I played Pandemic in class with Cynthia, Jean, and Maya. In the game, each of us had a different role and had to work together to eradicate the different viruses across the world. I was the medic, Jean was the researcher, Maya was scientist, and Cynthia was the quarantine specialist. This was my first time playing, and I didn’t fully understand the rules by the time Maya was done explaining it, but I quickly caught on to how to play as the game started. As the medic, my task was to try to eradicate an outbreak of the red virus that had spread throughout Asia. Despite my best efforts, I was unable to contain the virus, and other viruses broke out in other parts of the world. By the end of class, it seemed like we were inevitably going to lose.

Cooperative Play
I haven’t played many games that involve cooperative play, so playing Pandemic was a really unique and interesting experience for me. I’m so used to strategizing on my own in my head to beat the other players in the game, so it was fun to be able to strategize with friends to work towards a common goal instead. The only games that I have played in the past that involve cooperation with teammates that I can think of are Secret Hitler, Avalon, and Mafia. Even then, there is always at least 1 player who is the “bad guy” that the rest of the players are working against. Another similar situation is going through an escape room with teammates, but I feel like escape rooms are still a bit competitive in the sense that teams are racing to get out of the escape room as quickly as possible. In this case, all of us were playing on the same side and had the shared goal of just beating the game and not being in competition with anyone else. I felt more at ease knowing that I wasn’t competing with any of them and that we were all there to work together. The strategy and thinking process also changes when playing on a team. Rather than trash-talking the people I was playing with, our conversations were instead filled with ideas on how we should use our individual special skills to defeat the game.

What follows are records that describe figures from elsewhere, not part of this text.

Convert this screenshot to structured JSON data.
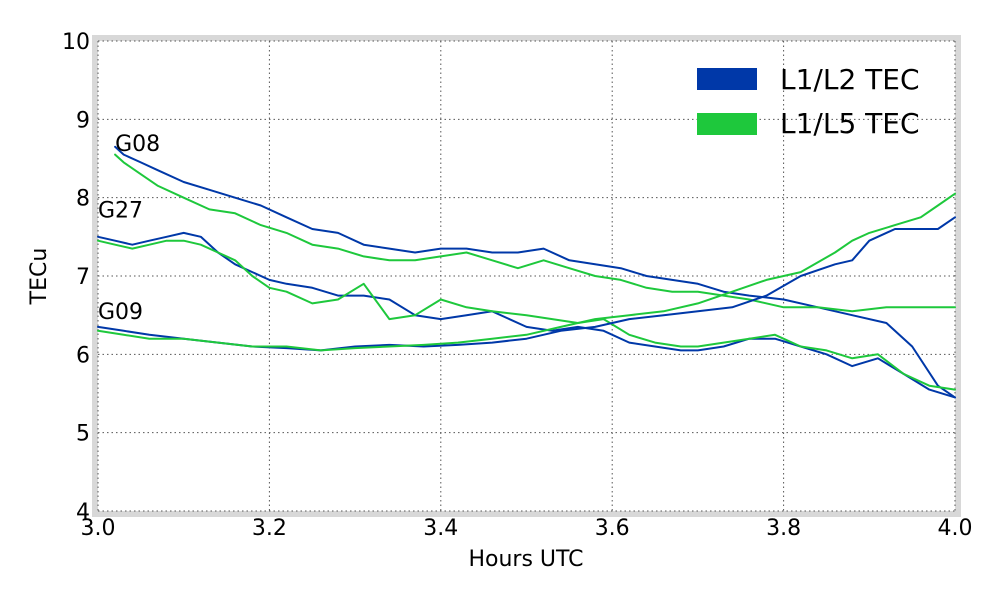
{
  "chart_data": {
    "type": "line",
    "xlabel": "Hours UTC",
    "ylabel": "TECu",
    "xlim": [
      3.0,
      4.0
    ],
    "ylim": [
      4,
      10
    ],
    "x_ticks": [
      "3.0",
      "3.2",
      "3.4",
      "3.6",
      "3.8",
      "4.0"
    ],
    "x_tick_values": [
      3.0,
      3.2,
      3.4,
      3.6,
      3.8,
      4.0
    ],
    "y_ticks": [
      "4",
      "5",
      "6",
      "7",
      "8",
      "9",
      "10"
    ],
    "y_tick_values": [
      4,
      5,
      6,
      7,
      8,
      9,
      10
    ],
    "grid": true,
    "legend_position": "top-right",
    "legend": [
      {
        "label": "L1/L2 TEC",
        "color": "#0038a8"
      },
      {
        "label": "L1/L5 TEC",
        "color": "#1ec83c"
      }
    ],
    "annotations": [
      {
        "text": "G08",
        "x": 3.02,
        "y": 8.65
      },
      {
        "text": "G27",
        "x": 3.0,
        "y": 7.8
      },
      {
        "text": "G09",
        "x": 3.0,
        "y": 6.5
      }
    ],
    "series": [
      {
        "group": "L1/L2 TEC",
        "satellite": "G08",
        "color": "#0038a8",
        "x": [
          3.02,
          3.03,
          3.05,
          3.07,
          3.1,
          3.13,
          3.16,
          3.19,
          3.22,
          3.25,
          3.28,
          3.31,
          3.34,
          3.37,
          3.4,
          3.43,
          3.46,
          3.49,
          3.52,
          3.55,
          3.58,
          3.61,
          3.64,
          3.67,
          3.7,
          3.73,
          3.76,
          3.8,
          3.84,
          3.88,
          3.92,
          3.95,
          3.98,
          4.0
        ],
        "y": [
          8.65,
          8.55,
          8.45,
          8.35,
          8.2,
          8.1,
          8.0,
          7.9,
          7.75,
          7.6,
          7.55,
          7.4,
          7.35,
          7.3,
          7.35,
          7.35,
          7.3,
          7.3,
          7.35,
          7.2,
          7.15,
          7.1,
          7.0,
          6.95,
          6.9,
          6.8,
          6.75,
          6.7,
          6.6,
          6.5,
          6.4,
          6.1,
          5.6,
          5.45
        ]
      },
      {
        "group": "L1/L5 TEC",
        "satellite": "G08",
        "color": "#1ec83c",
        "x": [
          3.02,
          3.03,
          3.05,
          3.07,
          3.1,
          3.13,
          3.16,
          3.19,
          3.22,
          3.25,
          3.28,
          3.31,
          3.34,
          3.37,
          3.4,
          3.43,
          3.46,
          3.49,
          3.52,
          3.55,
          3.58,
          3.61,
          3.64,
          3.67,
          3.7,
          3.73,
          3.76,
          3.8,
          3.84,
          3.88,
          3.92,
          3.95,
          3.98,
          4.0
        ],
        "y": [
          8.55,
          8.45,
          8.3,
          8.15,
          8.0,
          7.85,
          7.8,
          7.65,
          7.55,
          7.4,
          7.35,
          7.25,
          7.2,
          7.2,
          7.25,
          7.3,
          7.2,
          7.1,
          7.2,
          7.1,
          7.0,
          6.95,
          6.85,
          6.8,
          6.8,
          6.75,
          6.7,
          6.6,
          6.6,
          6.55,
          6.6,
          6.6,
          6.6,
          6.6
        ]
      },
      {
        "group": "L1/L2 TEC",
        "satellite": "G27",
        "color": "#0038a8",
        "x": [
          3.0,
          3.02,
          3.04,
          3.06,
          3.08,
          3.1,
          3.12,
          3.14,
          3.16,
          3.18,
          3.2,
          3.22,
          3.25,
          3.28,
          3.31,
          3.34,
          3.37,
          3.4,
          3.43,
          3.46,
          3.5,
          3.53,
          3.56,
          3.59,
          3.62,
          3.65,
          3.68,
          3.7,
          3.73,
          3.76,
          3.79,
          3.82,
          3.85,
          3.88,
          3.91,
          3.94,
          3.97,
          4.0
        ],
        "y": [
          7.5,
          7.45,
          7.4,
          7.45,
          7.5,
          7.55,
          7.5,
          7.3,
          7.15,
          7.05,
          6.95,
          6.9,
          6.85,
          6.75,
          6.75,
          6.7,
          6.5,
          6.45,
          6.5,
          6.55,
          6.35,
          6.3,
          6.35,
          6.3,
          6.15,
          6.1,
          6.05,
          6.05,
          6.1,
          6.2,
          6.2,
          6.1,
          6.0,
          5.85,
          5.95,
          5.75,
          5.55,
          5.45
        ]
      },
      {
        "group": "L1/L5 TEC",
        "satellite": "G27",
        "color": "#1ec83c",
        "x": [
          3.0,
          3.02,
          3.04,
          3.06,
          3.08,
          3.1,
          3.12,
          3.14,
          3.16,
          3.18,
          3.2,
          3.22,
          3.25,
          3.28,
          3.31,
          3.34,
          3.37,
          3.4,
          3.43,
          3.46,
          3.5,
          3.53,
          3.56,
          3.59,
          3.62,
          3.65,
          3.68,
          3.7,
          3.73,
          3.76,
          3.79,
          3.82,
          3.85,
          3.88,
          3.91,
          3.94,
          3.97,
          4.0
        ],
        "y": [
          7.45,
          7.4,
          7.35,
          7.4,
          7.45,
          7.45,
          7.4,
          7.3,
          7.2,
          7.0,
          6.85,
          6.8,
          6.65,
          6.7,
          6.9,
          6.45,
          6.5,
          6.7,
          6.6,
          6.55,
          6.5,
          6.45,
          6.4,
          6.45,
          6.25,
          6.15,
          6.1,
          6.1,
          6.15,
          6.2,
          6.25,
          6.1,
          6.05,
          5.95,
          6.0,
          5.75,
          5.6,
          5.55
        ]
      },
      {
        "group": "L1/L2 TEC",
        "satellite": "G09",
        "color": "#0038a8",
        "x": [
          3.0,
          3.03,
          3.06,
          3.1,
          3.14,
          3.18,
          3.22,
          3.26,
          3.3,
          3.34,
          3.38,
          3.42,
          3.46,
          3.5,
          3.54,
          3.58,
          3.62,
          3.66,
          3.7,
          3.74,
          3.78,
          3.82,
          3.86,
          3.88,
          3.9,
          3.93,
          3.96,
          3.98,
          4.0
        ],
        "y": [
          6.35,
          6.3,
          6.25,
          6.2,
          6.15,
          6.1,
          6.08,
          6.05,
          6.1,
          6.12,
          6.1,
          6.12,
          6.15,
          6.2,
          6.3,
          6.35,
          6.45,
          6.5,
          6.55,
          6.6,
          6.75,
          7.0,
          7.15,
          7.2,
          7.45,
          7.6,
          7.6,
          7.6,
          7.75
        ]
      },
      {
        "group": "L1/L5 TEC",
        "satellite": "G09",
        "color": "#1ec83c",
        "x": [
          3.0,
          3.03,
          3.06,
          3.1,
          3.14,
          3.18,
          3.22,
          3.26,
          3.3,
          3.34,
          3.38,
          3.42,
          3.46,
          3.5,
          3.54,
          3.58,
          3.62,
          3.66,
          3.7,
          3.74,
          3.78,
          3.82,
          3.86,
          3.88,
          3.9,
          3.93,
          3.96,
          3.98,
          4.0
        ],
        "y": [
          6.3,
          6.25,
          6.2,
          6.2,
          6.15,
          6.1,
          6.1,
          6.05,
          6.08,
          6.1,
          6.12,
          6.15,
          6.2,
          6.25,
          6.35,
          6.45,
          6.5,
          6.55,
          6.65,
          6.8,
          6.95,
          7.05,
          7.3,
          7.45,
          7.55,
          7.65,
          7.75,
          7.9,
          8.05
        ]
      }
    ]
  }
}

On the other hand, I personally felt like the aspect of playing games that I enjoy so much was missing. Growing up, I played a lot of chess and regularly attended chess tournaments. I’m still addicted to playing chess online. I love the competition and the pleasure that comes from coming up with a superior strategy and beating someone else. I also love watching my rating climb up when I win games because it gives me a sense of accomplishment after spending lots of time studying and learning chess strategy. When playing a game like Pandemic, you lose the same feeling of accomplishment because it doesn’t feel like you have necessarily done anything spectacular or learned anything new. If I win a game of Pandemic, it is hard to know what that says about my skill or intelligence. But if I win a game of chess, I know that I was better than the person I just played, and my chess rating changes to reflect that.

Pandemic Legacy
I watched the video of Matt Leacock explaining the making of Pandemic Legacy. I thought it was super interesting to hear about why he made some of the design decisions that he did. I haven’t personally played Pandemic Legacy yet, but I felt from watching the video that I would enjoy Pandemic Legacy more than the original version. While Pandemic Legacy still does not have a competitive aspect, by adding a campaign to the game, it creates an element of discovery that the original game doesn’t have. In the same way that a campaign video game keeps bringing people back to discover more levels or more parts of a story, this version of Pandemic incentivizes people to keep coming back.